I can't exactly explain to you how much HST meant to me developmentally, not just as a writer, but as a person. I feel that my style of writing comes directly from Thompson. I'll put up some articles I wrote for Gamertagdatabase.com...which they've since taken down because they're now run by a bunch of tasteless heathens. (I still love 'em...but it doesn't mean that they aren't tasteless heathens.)
Curiously, I came to reading Thompson via Doonesbury. My mother was/is a huge Garry Trudeau fan, and as a result, I was exposed to it at a very early age. At that point, Vietnam was still going on, and Thompson was in his prime. Trudeau put a character in his strip named "Uncle Duke"...being Zonker Harris' uncle. Duke went on to go to China, become the governor of Samoa (making his nephew Zonker Lt. Governor), and did all manner of very Thompsonlike things...including looking exactly like him.
I was so intrigued with this character, that I picked up Fear and Loathing in Las Vegas. And the rest, as they say, is history.
What can be said about Fear and Loathing that hasn't been said a million times by writers, critics, and journalists? Thompson didn't break through the objective third wall of journalism...he blew a huge gaping hole in it with an M1 tank, and rode, drunk and drugged through it, cackling madly the entire time. Bill Murray, who remained a friend of Thompson's until his death, played Thompson in "Where the Buffalo Roam", Hollywood's first crack and Fear and Loathing in Las Vegas. Johnny Depp played Thompson in, you guessed it, "Fear and Loathing in Las Vegas"(Terry Gilliam directing!) Depp also remained friends with Thompson until his death, and, in fact, delivered Thompson's eulogy of Allen Ginsberg at Ginsberg's funeral, as Thompson was too ill to attend. Apparently, the audience was in stitches.
Thompson was unquestionably larger than life...his huge fascination with living life, taking massive quantities of drugs and alcohol, sports (Richard Nixon agreed to be interviewed by Thompson when Thompson promised only to ask the former president questions about Football), owning and firing huge weapons, and making everyone laugh along the way. Everyone who came in contact with him, no matter how famous, apparently came away from him a lifelong friend and supporter.

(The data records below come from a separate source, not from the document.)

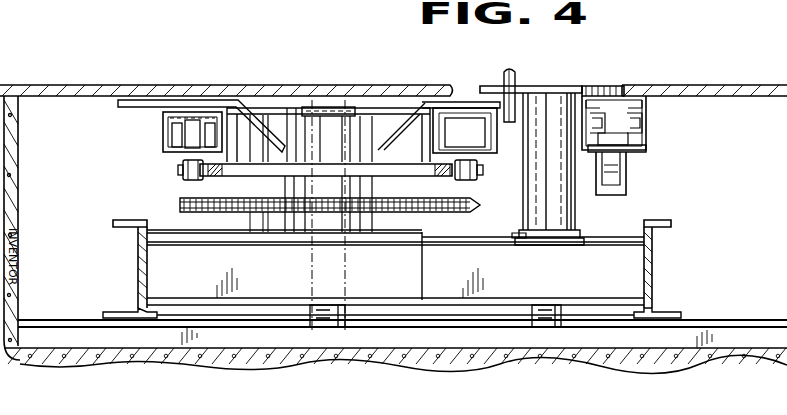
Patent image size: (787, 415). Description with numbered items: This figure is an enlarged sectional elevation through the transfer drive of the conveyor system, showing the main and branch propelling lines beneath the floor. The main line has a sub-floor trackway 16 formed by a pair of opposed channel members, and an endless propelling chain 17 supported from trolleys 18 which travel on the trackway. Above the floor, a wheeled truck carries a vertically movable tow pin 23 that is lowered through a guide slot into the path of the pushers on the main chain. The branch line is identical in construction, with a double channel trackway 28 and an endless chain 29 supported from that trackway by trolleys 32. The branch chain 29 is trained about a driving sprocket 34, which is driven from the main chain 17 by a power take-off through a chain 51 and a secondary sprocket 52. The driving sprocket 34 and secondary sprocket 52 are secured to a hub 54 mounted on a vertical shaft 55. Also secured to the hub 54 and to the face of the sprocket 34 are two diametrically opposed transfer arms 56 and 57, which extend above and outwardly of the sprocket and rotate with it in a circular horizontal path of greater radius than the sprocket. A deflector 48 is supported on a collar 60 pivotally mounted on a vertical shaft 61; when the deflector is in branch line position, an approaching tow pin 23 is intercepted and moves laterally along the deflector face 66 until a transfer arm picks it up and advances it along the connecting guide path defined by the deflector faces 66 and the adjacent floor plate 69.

The sub-floor trackway 16 is at (654, 152).
The endless propelling chain 17 is at (611, 175).
The trolleys 18 is at (643, 129).
The tow pin 23 is at (524, 84).
The double channel trackway 28 is at (164, 140).
The endless chain 29 is at (184, 177).
The trolleys 32 is at (193, 122).
The driving sprocket 34 is at (390, 172).
The deflector 48 is at (631, 130).
The chain 51 is at (181, 205).
The secondary sprocket 52 is at (275, 198).
The hub 54 is at (373, 224).
The vertical shaft 55 is at (346, 264).
The transfer arm 56 is at (220, 103).
The transfer arm 57 is at (477, 104).
The collar 60 is at (562, 217).
The vertical shaft 61 is at (562, 283).
The deflector face 66 is at (478, 98).
The floor plate 69 is at (455, 90).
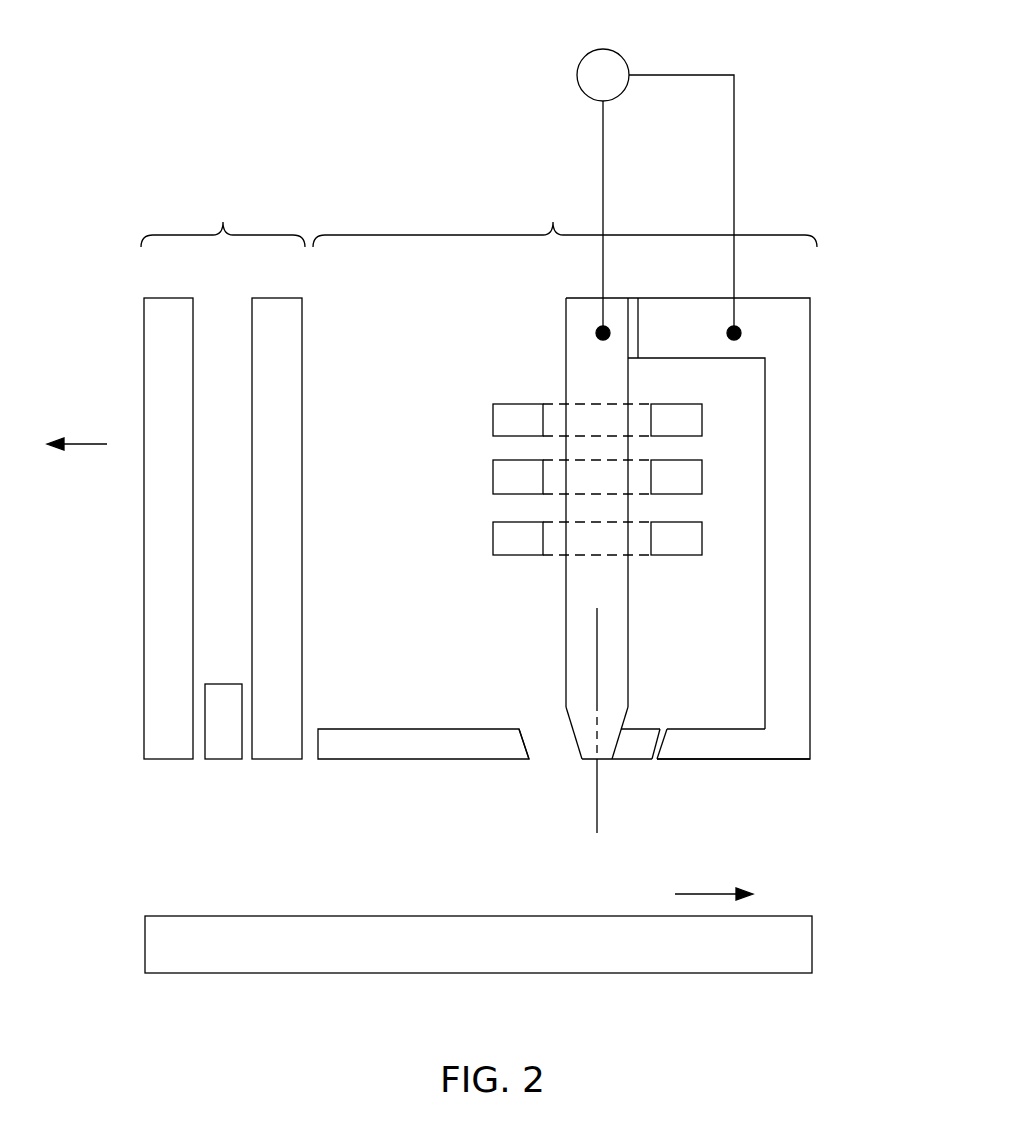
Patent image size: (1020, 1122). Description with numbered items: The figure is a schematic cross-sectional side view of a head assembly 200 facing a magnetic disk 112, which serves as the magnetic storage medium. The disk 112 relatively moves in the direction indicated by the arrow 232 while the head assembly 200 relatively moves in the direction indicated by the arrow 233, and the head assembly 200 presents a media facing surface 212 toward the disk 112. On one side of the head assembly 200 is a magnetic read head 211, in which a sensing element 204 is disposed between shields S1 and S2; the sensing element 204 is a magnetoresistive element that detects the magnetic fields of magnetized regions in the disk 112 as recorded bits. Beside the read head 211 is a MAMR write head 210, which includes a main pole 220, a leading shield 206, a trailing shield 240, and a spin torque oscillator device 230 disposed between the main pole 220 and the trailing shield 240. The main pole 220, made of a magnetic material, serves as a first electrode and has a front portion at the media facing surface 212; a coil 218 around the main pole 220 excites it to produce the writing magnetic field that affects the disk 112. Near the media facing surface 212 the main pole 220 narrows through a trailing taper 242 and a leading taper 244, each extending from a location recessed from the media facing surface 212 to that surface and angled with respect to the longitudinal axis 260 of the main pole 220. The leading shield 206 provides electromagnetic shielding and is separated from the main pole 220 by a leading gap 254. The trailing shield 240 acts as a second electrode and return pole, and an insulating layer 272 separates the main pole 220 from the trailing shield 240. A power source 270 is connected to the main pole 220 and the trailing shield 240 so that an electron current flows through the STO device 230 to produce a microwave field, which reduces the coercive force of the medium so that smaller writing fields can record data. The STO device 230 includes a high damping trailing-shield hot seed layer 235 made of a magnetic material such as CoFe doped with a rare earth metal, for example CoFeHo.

The head assembly 200 is at (174, 124).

Thompson taught me many things...that being radical was OK. That being a non-conformist wasn't just acceptable...it was fun, and important. He was incredibly successful...but he was successful HIS way. He missed deadlines, he sent in scraps of paper with scrawl on it as stories, he ran up enormous expense bills with nothing to show for it. In short, he was living life the way he wanted.
While no comment was made as to why he might have taken his own life, it was known that he had been in poor health over the last few years, and in a fair amount of pain. His son Juan was quoted as saying that he and his mother know it was a suicide, and that settles it.
In a way, blogging is all because of Thompson. Ignore the technical and the internet phenomenon...but the way that bloggers immerse themselves in their own lives and share it with an audience who, with greater or lesser interest, looks on with involved fascination. Subjective journalism. Showing the world by living in it.
Good night, Hunter. Thanks for everything.
"We were somewhere around Barstow on the edge of the desert when the drugs began to take hold."